Each year, we run a series of post called "90-in-90" here at Niners Nation. The idea is that we'll take a look at every single player on the roster, from the very bottom to the top and break them down a few different ways. This is to help give everyone a basic understanding of a roster. Of course, this roster will change, and some days we'll have more than one so it's not strictly one per day but Fooch is a crazy person who manages this blog with no rhyme or reason and it's worked so far. Who am I to argue?
The San Francisco 49ers struck gold in 2014 with the selection of outside linebacker Aaron Lynch in the 2014 NFL Draft. The rookie took advantage of opportunities that arose with Aldon Smith's suspension and Ahmad Brooks's team discipline to emerge as a strong pass rushing threat. Lynch's emergence is important for long-term stability at outside linebacker, and the team looked to further that in the 2015 NFL Draft.
The 49ers invested their third round pick on Virginia pass rusher Eli Harold. While Lynch looks like a long-term option, contract issues mean the team needs additional depth moving forward. Aldon Smith is on the final year of his contract, and Ahmad Brooks is reaching a point where it will eventually make sense to release him for cap relief. And even beyond the financial reasons, having additional pass rushing depth is always a good thing.
Harold was projected by many to go in the first or second round. He enters the NFL as a strong pass rusher, using speed and hands to work his way past the offensive line. David Neumann broke down Harold's film, and it is very clear he has the tools to be a very good pass rusher. He has to work on his complementary moves, but he showed enough of them to think he has a decent starting point from which to work.
His negatives come primarily against the run. He lacked a certain measure of strength that kept him from disengaging from blockers. It hurt him in run defense, and is something he will need to work on if he wants to become a more well-rounded linebacker. Here are a few additional scouting reports
What to expect in 2015:
As Neumann pointed out in his film breakdown, Harold should be able to get on the field early on as part of a pass rushing rotation. He brings a different look than Lynch and Smith, which would seemingly help the 49ers defense keep opposing offenses further off balance. I don't know what percentage of snaps we can expect, but there will be some kind of rotation.
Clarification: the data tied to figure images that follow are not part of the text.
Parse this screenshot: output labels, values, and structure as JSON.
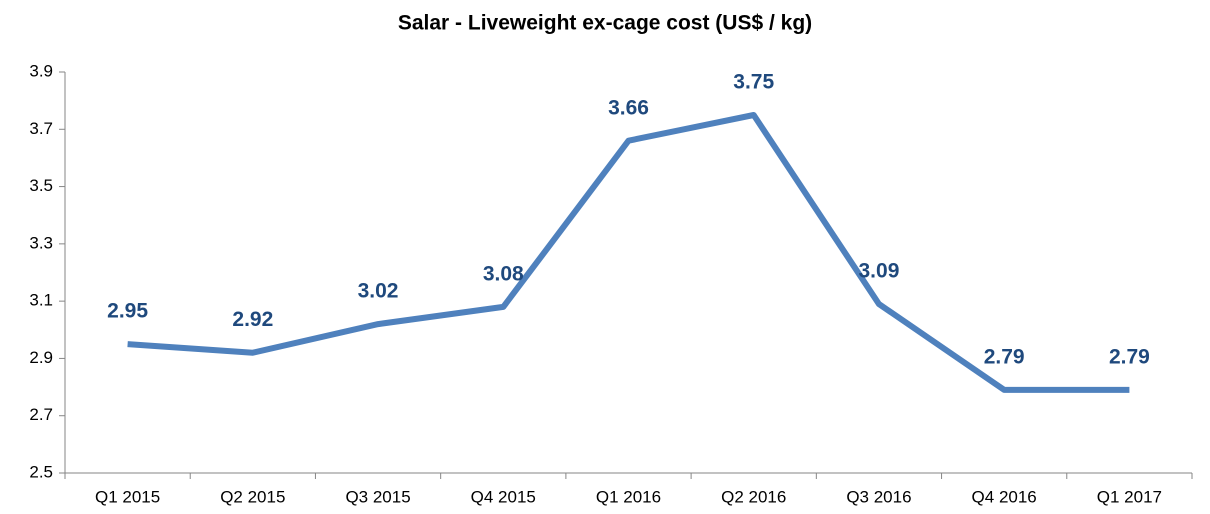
{
  "chart_data": {
    "type": "line",
    "title": "Salar - Liveweight ex-cage cost (US$ / kg)",
    "categories": [
      "Q1 2015",
      "Q2 2015",
      "Q3 2015",
      "Q4 2015",
      "Q1 2016",
      "Q2 2016",
      "Q3 2016",
      "Q4 2016",
      "Q1 2017"
    ],
    "values": [
      2.95,
      2.92,
      3.02,
      3.08,
      3.66,
      3.75,
      3.09,
      2.79,
      2.79
    ],
    "color": "#4f81bd",
    "label_color": "#1f497d",
    "ylim": [
      2.5,
      3.9
    ],
    "yticks": [
      2.5,
      2.7,
      2.9,
      3.1,
      3.3,
      3.5,
      3.7,
      3.9
    ],
    "grid": false
  }
}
Brooks could still end up a cap casualty, but I think he sticks around. Assuming that is the case, he would likely be the starting outside linebacker opposite Smith in the base defense. Lynch could work his way into the mix there a bit, and it would not surprise me if he slowly works his way into more of a base starting role as the season rolls along. It will be interesting to see how quickly (if at all), Lynch gets some base 3-4 snaps.
The question then is how they rotate in Lynch and Harold. Brooks would be the first guy off the field, while Smith is obviously going to get a bulk of pass rushing snaps in the nickel. The upside to having both Lynch and Harold available is they can rest Smith here and there. I would not expect a ton of it, but it is a nice luxury to have.
Odds of making the roster:
Harold is a lock to make the roster. As mentioned above, it is more about how much playing time he gets as a rookie. The 49ers also have Corey Lemonier in the training camp mix, but after his fall down the depth chart last year, I would be a little bit surprised if he made the roster. If he can show something on defense and further develop as a special teams player, he could earn a spot more on the latter. Really, Lemonier is competing with the other special teamers, as opposed to with Harold and Lynch, for now.